Business is as usual. No one knows what the problem is and its root cause? Why has violence become the dominant problem-solving method among a society famed for its oral tradition conflict resolution? How did it all start and who is accountable?
For almost two decades, (by and large) the Somali clan leaders and intellectuals who have partaken in the fourteen previously failed reconciliation conferences have taken the path of the least resistance in their attempt to solve the Somali political conundrum. They submitted to the powerful urge to gang up against any one who either challenged that all too familiar notion that ‘clanism is the problem and power-sharing is the remedy’ or argued that the Somali problem is a multifaceted in nature and as such requires something beyond “power-sharing”. People are conditioned to react certain predictable ways when they are not sure why.
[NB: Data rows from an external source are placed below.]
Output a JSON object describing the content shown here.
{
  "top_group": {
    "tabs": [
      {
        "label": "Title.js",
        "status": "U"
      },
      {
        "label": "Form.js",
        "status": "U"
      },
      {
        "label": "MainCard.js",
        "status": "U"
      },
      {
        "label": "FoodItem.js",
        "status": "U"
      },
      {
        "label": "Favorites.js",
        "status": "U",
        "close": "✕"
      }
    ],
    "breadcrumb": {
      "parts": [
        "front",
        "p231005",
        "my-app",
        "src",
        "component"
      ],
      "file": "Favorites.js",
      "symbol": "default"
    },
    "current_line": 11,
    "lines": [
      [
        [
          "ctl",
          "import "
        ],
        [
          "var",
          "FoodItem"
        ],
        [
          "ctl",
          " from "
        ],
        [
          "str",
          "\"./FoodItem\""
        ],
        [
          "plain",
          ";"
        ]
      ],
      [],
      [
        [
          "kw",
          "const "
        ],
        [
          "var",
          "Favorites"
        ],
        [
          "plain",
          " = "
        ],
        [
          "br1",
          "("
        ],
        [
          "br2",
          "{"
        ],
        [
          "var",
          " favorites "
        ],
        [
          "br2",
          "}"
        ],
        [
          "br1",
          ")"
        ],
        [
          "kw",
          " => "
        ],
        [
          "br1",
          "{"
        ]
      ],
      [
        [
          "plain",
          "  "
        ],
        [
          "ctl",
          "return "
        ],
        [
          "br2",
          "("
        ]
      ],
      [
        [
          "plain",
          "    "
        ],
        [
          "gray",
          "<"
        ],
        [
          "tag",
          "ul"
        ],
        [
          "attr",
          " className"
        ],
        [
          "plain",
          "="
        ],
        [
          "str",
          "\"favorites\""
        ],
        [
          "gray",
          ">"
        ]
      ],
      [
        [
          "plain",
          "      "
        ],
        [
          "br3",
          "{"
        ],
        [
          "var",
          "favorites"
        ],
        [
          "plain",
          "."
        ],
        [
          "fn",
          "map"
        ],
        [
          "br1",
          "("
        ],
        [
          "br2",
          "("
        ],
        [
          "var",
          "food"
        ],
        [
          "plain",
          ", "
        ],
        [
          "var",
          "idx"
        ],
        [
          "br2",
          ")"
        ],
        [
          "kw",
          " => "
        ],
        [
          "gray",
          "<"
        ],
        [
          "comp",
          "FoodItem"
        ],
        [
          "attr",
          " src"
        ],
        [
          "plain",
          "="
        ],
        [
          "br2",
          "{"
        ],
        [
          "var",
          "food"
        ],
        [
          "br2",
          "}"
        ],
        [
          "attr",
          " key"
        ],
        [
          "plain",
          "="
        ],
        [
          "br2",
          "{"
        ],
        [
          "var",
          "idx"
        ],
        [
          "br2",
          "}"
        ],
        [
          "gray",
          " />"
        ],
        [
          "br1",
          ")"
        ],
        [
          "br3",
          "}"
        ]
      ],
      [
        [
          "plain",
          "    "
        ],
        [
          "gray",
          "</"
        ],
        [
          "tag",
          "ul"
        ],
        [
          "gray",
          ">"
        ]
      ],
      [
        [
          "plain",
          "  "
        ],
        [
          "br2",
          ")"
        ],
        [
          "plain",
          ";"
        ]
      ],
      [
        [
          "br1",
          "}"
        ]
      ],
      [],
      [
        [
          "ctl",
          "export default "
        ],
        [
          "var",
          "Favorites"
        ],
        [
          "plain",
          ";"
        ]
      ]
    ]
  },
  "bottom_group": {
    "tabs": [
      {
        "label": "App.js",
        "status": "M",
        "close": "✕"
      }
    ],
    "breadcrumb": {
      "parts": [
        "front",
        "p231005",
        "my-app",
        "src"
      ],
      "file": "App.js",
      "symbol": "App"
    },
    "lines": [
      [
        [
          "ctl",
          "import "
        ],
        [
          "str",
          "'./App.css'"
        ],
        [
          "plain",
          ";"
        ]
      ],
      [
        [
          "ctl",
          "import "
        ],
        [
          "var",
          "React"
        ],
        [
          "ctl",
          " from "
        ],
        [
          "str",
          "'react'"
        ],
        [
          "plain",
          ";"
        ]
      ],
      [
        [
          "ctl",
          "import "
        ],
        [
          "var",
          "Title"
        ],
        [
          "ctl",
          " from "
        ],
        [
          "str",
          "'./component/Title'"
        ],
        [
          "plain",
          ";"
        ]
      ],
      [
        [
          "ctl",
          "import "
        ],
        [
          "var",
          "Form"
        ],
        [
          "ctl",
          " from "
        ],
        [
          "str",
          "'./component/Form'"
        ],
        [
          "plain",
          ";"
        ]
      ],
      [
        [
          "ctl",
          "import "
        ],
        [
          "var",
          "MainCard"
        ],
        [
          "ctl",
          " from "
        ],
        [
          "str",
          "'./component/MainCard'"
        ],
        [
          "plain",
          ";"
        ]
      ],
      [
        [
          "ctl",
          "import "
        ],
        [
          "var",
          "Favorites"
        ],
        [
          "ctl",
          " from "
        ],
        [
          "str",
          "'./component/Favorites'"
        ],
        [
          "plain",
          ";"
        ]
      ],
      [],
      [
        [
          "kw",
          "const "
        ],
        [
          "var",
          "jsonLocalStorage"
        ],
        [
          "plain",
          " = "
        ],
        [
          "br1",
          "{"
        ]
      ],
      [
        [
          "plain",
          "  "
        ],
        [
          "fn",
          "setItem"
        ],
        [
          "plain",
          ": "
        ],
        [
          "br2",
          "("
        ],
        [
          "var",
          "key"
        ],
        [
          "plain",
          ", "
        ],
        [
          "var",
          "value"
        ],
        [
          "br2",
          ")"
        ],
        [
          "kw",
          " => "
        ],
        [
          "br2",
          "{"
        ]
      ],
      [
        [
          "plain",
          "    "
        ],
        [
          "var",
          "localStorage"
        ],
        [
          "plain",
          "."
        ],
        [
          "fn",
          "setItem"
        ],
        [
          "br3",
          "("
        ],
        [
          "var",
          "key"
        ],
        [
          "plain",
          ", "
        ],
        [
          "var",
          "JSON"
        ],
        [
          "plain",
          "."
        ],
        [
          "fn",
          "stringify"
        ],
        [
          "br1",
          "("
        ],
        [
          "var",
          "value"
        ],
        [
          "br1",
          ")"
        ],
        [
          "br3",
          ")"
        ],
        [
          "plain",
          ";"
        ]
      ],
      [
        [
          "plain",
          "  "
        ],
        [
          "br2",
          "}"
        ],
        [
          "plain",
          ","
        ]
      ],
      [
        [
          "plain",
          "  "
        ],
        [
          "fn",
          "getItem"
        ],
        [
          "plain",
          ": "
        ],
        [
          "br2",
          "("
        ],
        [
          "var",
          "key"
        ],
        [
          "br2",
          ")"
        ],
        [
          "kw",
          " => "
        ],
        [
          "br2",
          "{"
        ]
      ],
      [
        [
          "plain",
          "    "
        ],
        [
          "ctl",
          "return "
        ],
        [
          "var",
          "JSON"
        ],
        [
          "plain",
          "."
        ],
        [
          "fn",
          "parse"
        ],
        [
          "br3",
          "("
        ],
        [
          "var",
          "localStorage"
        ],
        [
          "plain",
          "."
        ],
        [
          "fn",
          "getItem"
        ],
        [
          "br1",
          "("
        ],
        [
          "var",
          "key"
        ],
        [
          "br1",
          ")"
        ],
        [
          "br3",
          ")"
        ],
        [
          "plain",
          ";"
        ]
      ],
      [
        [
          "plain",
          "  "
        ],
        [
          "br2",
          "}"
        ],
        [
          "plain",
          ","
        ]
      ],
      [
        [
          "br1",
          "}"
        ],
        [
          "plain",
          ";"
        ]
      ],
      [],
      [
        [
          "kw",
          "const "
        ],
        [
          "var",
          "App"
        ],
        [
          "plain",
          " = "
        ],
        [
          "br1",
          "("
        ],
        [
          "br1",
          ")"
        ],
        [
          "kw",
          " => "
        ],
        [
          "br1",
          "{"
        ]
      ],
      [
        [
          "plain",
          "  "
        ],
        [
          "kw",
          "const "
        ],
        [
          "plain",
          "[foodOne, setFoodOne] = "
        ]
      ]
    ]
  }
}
Five monkeys were put in a cage. Inside the cage a banana was hanged on a string and a set of stairs was placed under it. Predictably, one of the monkeys tried to climb up the stairs and reach for the banana. The minute the monkey touched the stairs all other monkeys were sprayed with cold water, shocking them senseless. The same setting is recreated again. Shortly after, another monkey made the same attempt, and like the first time, all other monkeys were sprayed with cold water. Pretty soon the monkeys got the picture- they felt they had to prevent this from happening again.
At this stage, the water hose is removed; also, one of the five monkeys was replaced with a new one and the same experiment is repeated. Upon seeing the banana and trying to reach for it, the new monkey was surprised with ferocious gang-beating. After another attempt and another attack, the new monkey came to understand that his actions would result a harsh punishment.
Next, another one of the original five was removed and replaced with a new one. When the new monkey went to the stairs, the monkey is attacked ferociously. The other monkey who arrived right before him enthusiastically joined the beating though the first never experienced the collective punishment suffered by his caged fellows. Again, the third monkey of the original five is removed and replaced with a new one…later the fourth and the fifth monkey were replaced with new ones. Each time the same reaction was the outcome. To them this was the way things ought to be.
For a long time the profiteers of the Somali civil war, the warlords, the anarchists, and the current occupational force have controlled the water hose and conditioned the people to accept the erroneous notion that a sustainable reconciliation is attainable without addressing what is at issue, without admitting wrongs, without accountability, and without willingness to compromise and indeed forgive.
Make no mistake, for a genuine reconciliation to be attained, a new paradigm that puts all grievances into account is direly needed. So is a safe venue conducive to sincere dialogue. Therefore, the first order of business should be to develop a practical conceptual framework for that paradigm and to secure the right venue, not arm-twisting, coercion, and compulsion.